Friday 3 May 2019

DOC FILM PREMIERE REVIVES MEMORY OF AFRICAN TWILIGHT


By Margaretta wa Gacheru (posted May 4th for SN May 6, 2019

Rarely do we get an opportunity to see a documentary film that recreates a glamourous gala event like the one recently held at African Heritage House in Mlolongo.
But this Monday night at Alliance Francaise, there will be a world premiere of ‘African Twilight’ which is based around the double-volume book of the same name by veteran photographers, Australian Angela Fisher and American Carol Beckwith.
The two women artists were introduced to one another more than 40 years ago by the host of the twilight event, Alan Donovan, who himself is an artist-designer and co-founder of the African Heritage Pan African Gallery with the late Kenya Vice President Joseph Murumbi.
                                    Original African Heritage band with Job Seda (Ayub Ogada) right below     

The two women started almost immediately working together, photographing all over the region. They specialized in shooting traditional ceremonies and rituals, many of which have already disappeared. The beauty of their photography is amplified first by their double-barreled book, which undoubtedly will be on sale at the Monday screening. Then it is amplified in the film which not only features Angela and Carol sharing stories and clips revealing facets of their adventurous lives crisscrossing Africa to find indigenous elements of people’s cultures which had not yet been swept away by Western modernity and the so-called ‘winds of change’ that have erased the most vibrant features of African cultural life.
The rest of the film is largely taken over by a different dimension of African beauty. It’s the gala organized by the evening’s host, Mr Donovan who revives many of the elements of the African Heritage grand tours that he used to take in the 1980s and ‘90s with his AH band, Pan-African fashions (made from indigenous African textiles) and a team of Kenyan models whom he trained, several of whom moved on to international careers in the global fashion world.
In memory of the founder of his first African Heritage Band, Donovan designed a moving tribute to Ayub Ogada (who back in the late 1970s was known as Job Seda).
Having created an incredibly long catwalk which nearly reached AHH’s boundary with the Nairobi National Park, Donovan dimmed the lights and set the mood for the gala show that was to follow. First came Ayub’s most well-known song with him singing ‘Koth Biro’ which had been the haunting theme song of the award-winning life, ‘The Constant Gardener’.
Then came the Paris-based Kenyan dancer Fernando Anuang’a accompanied by his team of Maasai dancers (who normally perform with him in Paris at the L’Espace Cardin) who performed to the music of Papillon, the band whose leader Martin Murimi was inspired by Ayub to develop his own musical career.
Finally, what followed was a reminder of Donovan’s heyday when his African Heritage fashion shows were the high point of elegance every year. What made his shows special and why the documentary is priceless for having captured their elegance and Pan-African charm is that Donovan himself traveled all round the region from the early 1970s collecting indigenous textiles from more than 20 countries. These are the materials with which he created his show-stopping fashions that he shared all over Europe and America.

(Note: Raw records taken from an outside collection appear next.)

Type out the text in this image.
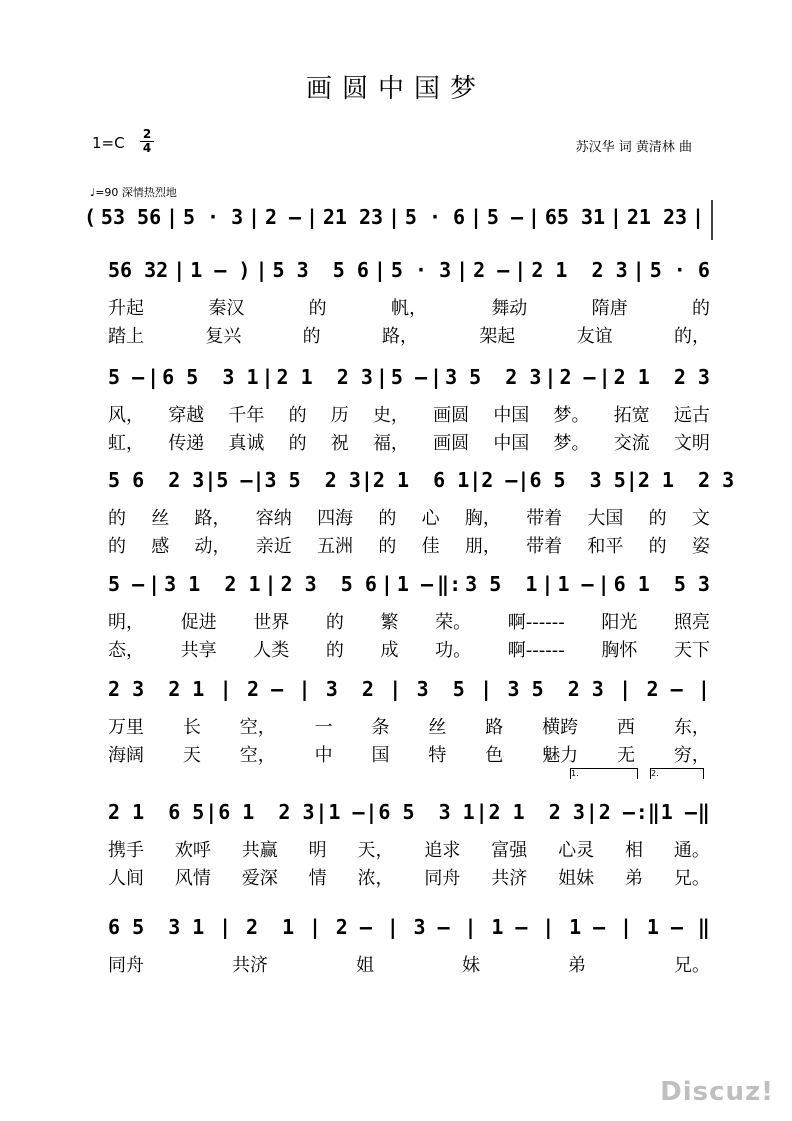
画圆中国梦
1=C 2
4	苏汉华 词 黄清林 曲
♩=90 深情热烈地
( 53 56 | 5 · 3 | 2 – | 21 23 | 5 · 6 | 5 – | 65 31 | 21 23 |
56 32 | 1 – ) | 5 3  5 6 | 5 · 3 | 2 – | 2 1  2 3 | 5 · 6
升起	秦汉	的	帆，	舞动	隋唐	的
踏上	复兴	的	路，	架起	友谊	的，
5 – | 6 5  3 1 | 2 1  2 3 | 5 – | 3 5  2 3 | 2 – | 2 1  2 3
风， 穿越 千年 的 历 史， 画圆 中国 梦。 拓宽 远古
虹， 传递 真诚 的 祝 福， 画圆 中国 梦。 交流 文明
5 6  2 3 | 5 – | 3 5  2 3 | 2 1  6 1 | 2 – | 6 5  3 5 | 2 1  2 3
的 丝 路， 容纳 四海 的 心 胸， 带着 大国 的 文
的 感 动， 亲近 五洲 的 佳 朋， 带着 和平 的 姿
5 – | 3 1  2 1 | 2 3  5 6 | 1 – ‖: 3 5  1 | 1 – | 6 1  5 3
明， 促进 世界 的 繁 荣。 啊------ 阳光 照亮
态， 共享 人类 的 成 功。 啊------ 胸怀 天下
2 3  2 1 | 2 – | 3  2 | 3  5 | 3 5  2 3 | 2 – |
万里 长 空， 一 条 丝 路 横跨 西 东，
海阔 天 空， 中 国 特 色 魅力 无 穷，
2 1  6 5 | 6 1  2 3 | 1 – | 6 5  3 1 | 2 1  2 3 | 2 – :‖ 1 – ‖
携手 欢呼 共赢 明 天， 追求 富强 心灵 相 通。
人间 风情 爱深 情 浓， 同舟 共济 姐妹 弟 兄。
1.	2.
6 5  3 1 | 2  1 | 2 – | 3 – | 1 – | 1 – | 1 – ‖
同舟	共济	姐	妹	弟	兄。
Discuz!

Donovan recollected those fashions including elegant costumes and indigenous paraphernalia that he had found everywhere from Cameroon, Nigeria, Congo and Ethiopia to Nigeria, Guinea and Ghana. He designed them over the years together with a team of Kenyans, including Sally Karago, who received a Life-Time Achievement Award from the Host that Gala night.
In short, the doc film successfully revives the glamour of Pan-African beauty that is not only contained in the Beckwith-Fisher books but also revealed and honored by African Heritage.